Thank you. I began using the term, "pseudo-conserv ative," at about the same time without having read Hofstadter. But I used it as meaning "intending to conserve only one's own position of power and privilege," like Strom Thurmond's Dixiecrats of 1948, which I have come to realize is not so far from the actual historical meaning of "conservative." My bad, and my loss for being such an ignoramus w/r/t history (though apparently not quite as ignorant as the "average American").

Mr. Roberts seems pretty well informed about climate science, less so about politics and fundamentalisms , and I would have thought most readers of Grist understood all this. Texas Aggie also seems to get it.
 
 
+5 # reiverpacific 2013-08-17 13:11
Conservatives maybe (I know a few reasonable con's who acknowledge climate change), reactionaries -never. The reactionary right has no word such as 'proven facts' in their blinkered vocabularies.
As for Pish Limpballs, he's a right one to speak about Christians and anything moral, the ol' drug gulper and habitual Latina prostitute patronizing (and I'll bet abusing). But he'll say anything he's paid so well to babble.
He's a pretty pathetic lump of humanity and can't possibly be happy, for all his money and shrinking number of 'Dittohead' groupies.
 
 
+8 # Texas Aggie 2013-08-17 14:03
The problem seems to be that what now passes for conservative isn't what the word used to mean. A couple generations ago, scientists were evenly distributed between conservatives and liberals. Now they are over 90% liberal.

It isn't that scientists' attitudes have changed, but rather the definition of liberal/conserv ative has changed. Scientists by definition deal with reality, and what used to be a conservative had no problem with reality. Therefore scientists could also be conservatives.

Now the situation has changed, and a conservative is defined as someone who supports corporate profits over public welfare. When it becomes necessary to deny reality in order to support corporate profits, and that is invariably the case, then that is exactly what they do. They have left the realm of reality and are now faith based (the influx of right wing christianists has only made the problem worse) so that they cannot accept science based anything.
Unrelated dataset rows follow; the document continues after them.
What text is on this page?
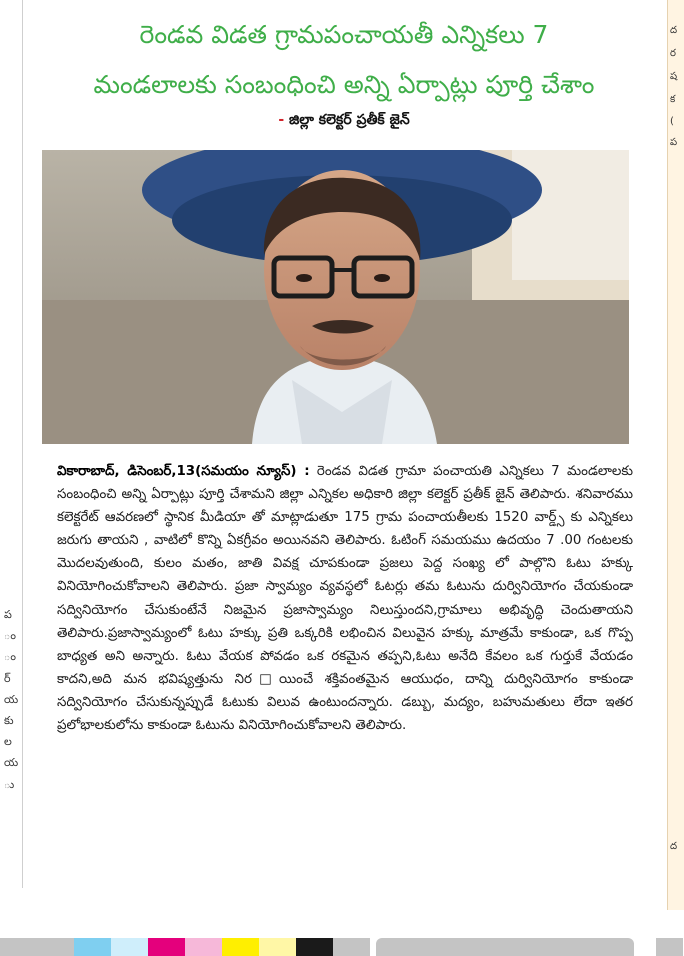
ప
ం
ం
ర్
య
కు
ల
య
ు
ద
ర
ష
క
(
ప
ద
రెండవ విడత గ్రామపంచాయతీ ఎన్నికలు 7
మండలాలకు సంబంధించి అన్ని ఏర్పాట్లు పూర్తి చేశాం
- జిల్లా కలెక్టర్ ప్రతీక్ జైన్

వికారాబాద్, డిసెంబర్,13(సమయం న్యూస్) : రెండవ విడత గ్రామా పంచాయతి ఎన్నికలు 7 మండలాలకు సంబంధించి అన్ని ఏర్పాట్లు పూర్తి చేశామని జిల్లా ఎన్నికల అధికారి జిల్లా కలెక్టర్ ప్రతీక్ జైన్ తెలిపారు. శనివారము కలెక్టరేట్ ఆవరణలో స్థానిక మీడియా తో మాట్లాడుతూ 175 గ్రామ పంచాయతీలకు 1520 వార్డ్స్ కు ఎన్నికలు జరుగు తాయని , వాటిలో కొన్ని ఏకగ్రీవం అయినవని తెలిపారు. ఓటింగ్ సమయము ఉదయం 7 .00 గంటలకు మొదలవుతుంది, కులం మతం, జాతి వివక్ష చూపకుండా ప్రజలు పెద్ద సంఖ్య లో పాల్గొని ఓటు హక్కు వినియోగించుకోవాలని తెలిపారు. ప్రజా స్వామ్యం వ్యవస్థలో ఓటర్లు తమ ఓటును దుర్వినియోగం చేయకుండా సద్వినియోగం చేసుకుంటేనే నిజమైన ప్రజాస్వామ్యం నిలుస్తుందని,గ్రామాలు అభివృద్ధి చెందుతాయని తెలిపారు.ప్రజాస్వామ్యంలో ఓటు హక్కు ప్రతి ఒక్కరికి లభించిన విలువైన హక్కు మాత్రమే కాకుండా, ఒక గొప్ప బాధ్యత అని అన్నారు. ఓటు వేయక పోవడం ఒక రకమైన తప్పని,ఓటు అనేది కేవలం ఒక గుర్తుకే వేయడం కాదని,అది మన భవిష్యత్తును నిర□యించే శక్తివంతమైన ఆయుధం, దాన్ని దుర్వినియోగం కాకుండా సద్వినియోగం చేసుకున్నప్పుడే ఓటుకు విలువ ఉంటుందన్నారు. డబ్బు, మద్యం, బహుమతులు లేదా ఇతర ప్రలోభాలకులోను కాకుండా ఓటును వినియోగించుకోవాలని తెలిపారు.
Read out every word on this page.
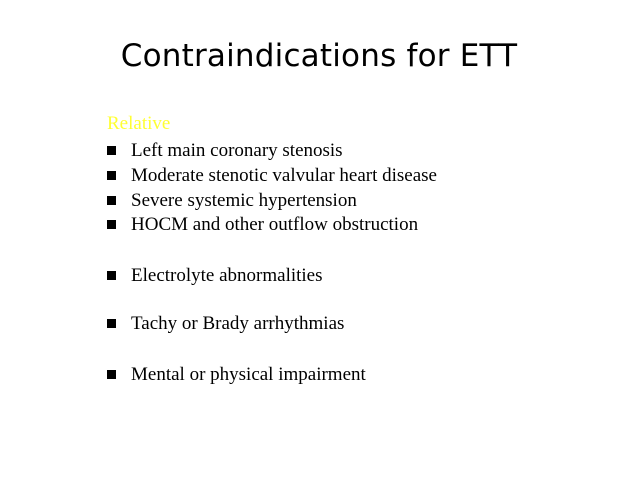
Contraindications for ETT
Relative
Left main coronary stenosis
Moderate stenotic valvular heart disease
Severe systemic hypertension
HOCM and other outflow obstruction
Electrolyte abnormalities
Tachy or Brady arrhythmias
Mental or physical impairment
That means that any message based on reality is immediately rejected by "conservatives. " As the article makes clear, as long as these jerks are in power, there is not a whole lot that can be done. Even the public health aspect doesn't move them because they care more for defending corporations than they do about the health and well-being of their kids. They just deny that their kids are suffering and will suffer the same way they deny that burning fossil fuel has anything to do with the present extreme weather events.
 
 
+5 # tinkertoodle 2013-08-17 15:09
Unfortunately congress is bought and paid for and the right wingers refuse to accept any idea of climate change I don't know if it's so much their ideology as it is the big bucks big oil lines their pockets with money talks the only way we can ever hope to try to tackle this is to vote these nutcase tea baggers out unfortunately there's a lot of people who believe the disinformation out right lies they spread and until the public gets educated there's little hope of voting them out because people will vote blindly vote against their own interests
 
 
0 # mdhome 2013-08-18 23:32
We should have learned to start the path to renewables when we had gas lines under President Carter and he put solar panels on the roof of the white house. He had the right idea, but Reagan tore it down and said essentially lets see how much carbon we can put in the air.